Intriguing article in Sunday's Observer which tries to get beyond the knee-jerk shock horror that there has been a demand at SOAS (School of Oriental and African Studies, University of London) for the philosophy course to be a bit less dead and white -
Are Soas students right to ‘decolonise’ their minds from western philosophers? - even if 'male' still seems to be the default, except for passing mentions of Hannah Arendt, one of which alludes to her as one of several influenced by Heidegger.
And I am all for being less Eurocentric, or at least considering the ways in which its being the occupation of dead white elite males affected the development of philosophy as it is taught in Institutionz of Highah Learninz, and what counts as 'philosophy' -
But I think there are questions there are who does it and what counts as part of the tradition and the canon -
- matters that I have given some thought to in other realms of endeavour, and, of course, bearing in mind the Russ cases as shown forth in How to Suppress Women's Writing of how, if a woman does achieve something, it Doesn't Really Count and it is off in its own separate (and inferior) category.

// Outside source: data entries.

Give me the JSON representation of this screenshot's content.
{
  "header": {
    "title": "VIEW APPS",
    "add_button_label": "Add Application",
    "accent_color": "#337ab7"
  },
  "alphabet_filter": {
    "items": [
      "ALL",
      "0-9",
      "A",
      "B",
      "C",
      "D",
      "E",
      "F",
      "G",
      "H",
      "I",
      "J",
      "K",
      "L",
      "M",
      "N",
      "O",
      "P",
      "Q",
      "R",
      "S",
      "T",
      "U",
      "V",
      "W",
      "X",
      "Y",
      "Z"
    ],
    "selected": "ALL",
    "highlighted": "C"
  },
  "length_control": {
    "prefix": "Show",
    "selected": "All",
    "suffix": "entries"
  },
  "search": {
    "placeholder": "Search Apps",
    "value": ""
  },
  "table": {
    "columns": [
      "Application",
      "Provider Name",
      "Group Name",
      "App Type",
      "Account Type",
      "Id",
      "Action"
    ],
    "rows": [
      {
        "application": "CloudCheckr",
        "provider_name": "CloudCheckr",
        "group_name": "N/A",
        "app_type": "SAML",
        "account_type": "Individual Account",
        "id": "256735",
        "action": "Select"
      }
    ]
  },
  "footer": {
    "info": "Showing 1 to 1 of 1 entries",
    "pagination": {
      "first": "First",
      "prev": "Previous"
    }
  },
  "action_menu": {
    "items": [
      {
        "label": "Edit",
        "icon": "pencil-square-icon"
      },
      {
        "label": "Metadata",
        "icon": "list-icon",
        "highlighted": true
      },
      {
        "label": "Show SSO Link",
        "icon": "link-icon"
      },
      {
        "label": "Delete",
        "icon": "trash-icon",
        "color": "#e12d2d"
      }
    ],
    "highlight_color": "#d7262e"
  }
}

And thinking of the tendency to the construction of patriarchal genealogies of [intellectual/cultural fields] leaving out those women who were there when it was new and uninstitutionalised (
Patricia Fara also pointed out the importance of non-elite male artisans and craftsmen to the Great Men of Science Making Big Important Discoveries: which is not even massively Back Then, see '
Norman Heatley was done out of the Nobel' because he was the lab assistant).